Valiant Swart at the Springbok Bar Covent Gardens (6 Feb) and Shepherd's Bush (7 Feb)

Having recently travelled around Memphis and the Mississippi Delta in the US, its probably fair to say that swart is the new blues, for the Boer has learnt a few new tricks with the guitar. With his mixture of rock and blues, and songs ranging from the outrageously funny to the kind that make the hairs on your arms tingle, Valiant Swart executed 2 very accomplished acoustic sets at 2 of the various Springbok Bars dotted around London.

Both venues allow for intimate gigs like these, although I think that the Shepherd's Bush one is better. It had the space for people to gather round the man in a relaxed, family gathering kind of way while Covent Gardens is a long cellar that tended to distance those at the back from the singer.
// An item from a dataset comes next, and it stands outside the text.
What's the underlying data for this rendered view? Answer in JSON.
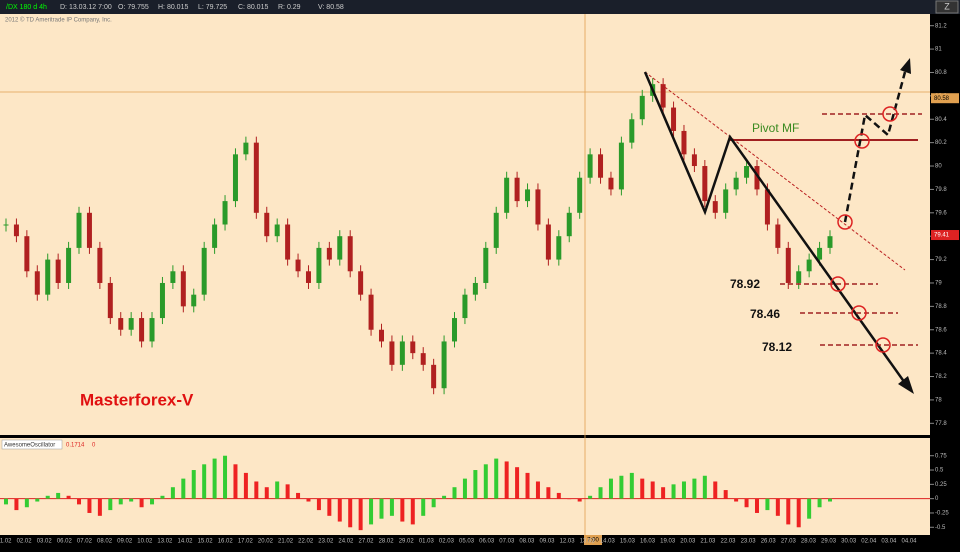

While it was typical London cold and wet and miserable outside, it was quite cosy inside and that was due as much to the music as to the closeness of the venue. Without his band, the stripped down acoustic versions of Valiant's songs are warm and comforting. His voice can be spine-tinglingly mellow or heartbreakingly emotive as he works his way through old favourites and new, soon to be I'm sure, favourites. Songs like 'Gange van Babylon, 'Duisand myl Blues' and 'Vloek van die Kitaar' rubbed shoulders with 'Maanhare' and 'Donker Pad' in a seamless flow of excellent material.

However, for me, it was the moment he launched into 'Die Mystic Boer' on the first night that you realise the effect his songs have on people. Had it not been for the music and singing, it would have been quiet enough to hear the ash falling from his cigarette that was wedged into the neck of his guitar, and all around me were faces etched with the look of people searching their souls. It is moving moments like this that you want to get put in a sort of magical doggy bag to take home and enjoy again and again. Yes you can get the tape of one of his live shows, but it's never the same as the real thing.